As shown in Table 2, the total sulfhydryl content and the free sulfhydryl content in the gel correlated significantly with the water-holding capacity of the gel, the disulfide bond content in the gel, the β-sheet content, and I-760 (P < .01), while they significantly positively correlated with gel strength (P < .05). The results of Liu et al.^[42] showed a significant negative correlation between the gel water-holding capacity and β-sheet content caused by heating (P < .05), which is consistent with Table 2. Because the decrease of I-760 led to an increase of hydrophobic interactions between protein molecules, the hydrophobic groups within the molecule were exposed and the hydrophilic groups were embedded; then, the hydrophilicity of the protein molecules decreased, which led to the decrease of the gel water retention. Therefore, I-760 was significantly positively correlated with water-holding capacity (P < .05). In addition, the reduction of I-760 also led to an increase in the intermolecular interaction of proteins, which facilitated the aggregation of protein molecules and the formation of gels, thus leading to an increase in the content of β-sheets. Therefore, a significant negative correlation was found between I-760 and β-sheet content (P < .05). During heat-induced gel formation by MPs, heating changes the intermolecular forces such as sulfhydryl groups and disulfide bonds, hydrophobic interactions, and hydrogen bonds. This affects the molecular structure and status of the protein, ultimately affecting the properties of the gel.

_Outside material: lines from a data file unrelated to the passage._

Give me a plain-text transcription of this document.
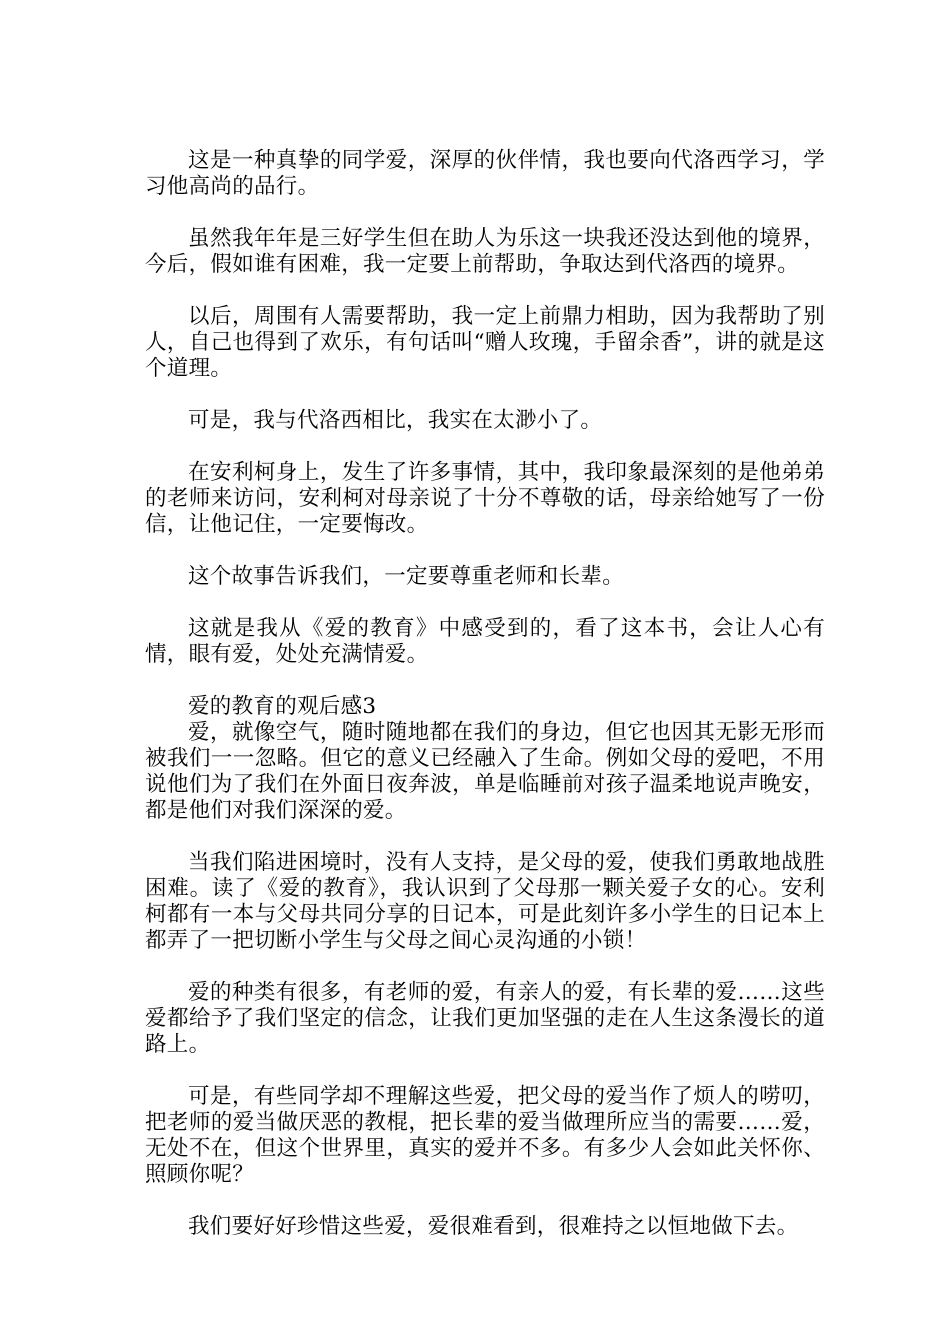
这是一种真挚的同学爱，深厚的伙伴情，我也要向代洛西学习，学习他高尚的品行。

虽然我年年是三好学生但在助人为乐这一块我还没达到他的境界，今后，假如谁有困难，我一定要上前帮助，争取达到代洛西的境界。

以后，周围有人需要帮助，我一定上前鼎力相助，因为我帮助了别人，自己也得到了欢乐，有句话叫“赠人玫瑰，手留余香”，讲的就是这个道理。

可是，我与代洛西相比，我实在太渺小了。

在安利柯身上，发生了许多事情，其中，我印象最深刻的是他弟弟的老师来访问，安利柯对母亲说了十分不尊敬的话，母亲给她写了一份信，让他记住，一定要悔改。

这个故事告诉我们，一定要尊重老师和长辈。

这就是我从《爱的教育》中感受到的，看了这本书，会让人心有情，眼有爱，处处充满情爱。

爱的教育的观后感3

爱，就像空气，随时随地都在我们的身边，但它也因其无影无形而被我们一一忽略。但它的意义已经融入了生命。例如父母的爱吧，不用说他们为了我们在外面日夜奔波，单是临睡前对孩子温柔地说声晚安，都是他们对我们深深的爱。

当我们陷进困境时，没有人支持，是父母的爱，使我们勇敢地战胜困难。读了《爱的教育》，我认识到了父母那一颗关爱子女的心。安利柯都有一本与父母共同分享的日记本，可是此刻许多小学生的日记本上都弄了一把切断小学生与父母之间心灵沟通的小锁！

爱的种类有很多，有老师的爱，有亲人的爱，有长辈的爱……这些爱都给予了我们坚定的信念，让我们更加坚强的走在人生这条漫长的道路上。

可是，有些同学却不理解这些爱，把父母的爱当作了烦人的唠叨，把老师的爱当做厌恶的教棍，把长辈的爱当做理所应当的需要……爱，无处不在，但这个世界里，真实的爱并不多。有多少人会如此关怀你、照顾你呢？

我们要好好珍惜这些爱，爱很难看到，很难持之以恒地做下去。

Table 2. Pearson correlation of gel properties and secondary structure of myofibrillar protein gels heated at different temperatures

	A	B	C	D	E	F	G
A	1	0.464*	0.350*	0.471*	0.193	−0.442*	0.212
B		1	0.952**	0.878**	0.785**	−0.982**	0.870**
C			1	0.780**	0.915**	−0.934**	0.864**
D				1	0.461**	−0.894**	−0.727**
E					1	−0.747**	0.756**
F						1	−0.875**
G							1

Notes: A: hardness; B: water holding capacity; C: total sulfhydryl group; D: reactive sulfhydryl group; E: disulfide bonds; F: β-sheet; G: I-760. * indicates significant differences between means (P< 0.05), ** indicates significant differences between means (P< 0.01).

Conclusion

MP heat-induced gels were formed by gradient heating and changes in protein structure and their sol-to-gel properties during gel formation were investigated. Different temperature heat treatment could result in different textural properties during sol-to-gel process. MP gel formed at 60°C and hardness of the gel was significantly higher than that at other temperatures. Strictly speaking, water-holding capacity of MP gel could be shown only when temperature increased to 50°C. While increasing heating temperature of MP at 2% protein concentration, pH 6 at 0.6 M NaCl, the total sulfhydryl content and free sulfhydryl content decreased slowly, indicating that disulfide bonds were continuously formed. The gel strength increased and then decreased, and the water-holding capacity decreased gradually. A series of physical properties changed during gel formation, including texture, water retention, and secondary structure. It was significantly correlated with changes in intermolecular forces. Among these, a decrease of α-helix content, an increase of β-sheet content, and the formation of the twist-twist-trans conformation in disulfide bond conformation were closely related to the formation of the gel. MP formed a gel above 50°C, while myosin and actin molecules were not present in the gel and the increased disulfide bond content can promote the cross-linking of the gel. This study also shows that the gel structure formed at 60°C was the most stable and the content of disulfide bonds in the gel was relatively high.

Acknowledgments

This study was supported by the National Natural Science Foundation of China (31371792), the Jiangsu Agriculture Science and Technology Innovation Fund (JASTIF) (CX(16)1007), the Sci-Technology program of Jiangsu Province (BN2016191), and the Cultivating Targets of Young and Middle-aged Academic Leaders in Yangzhou University (201606) and Jiangsu Government Scholarship for Overseas Studies.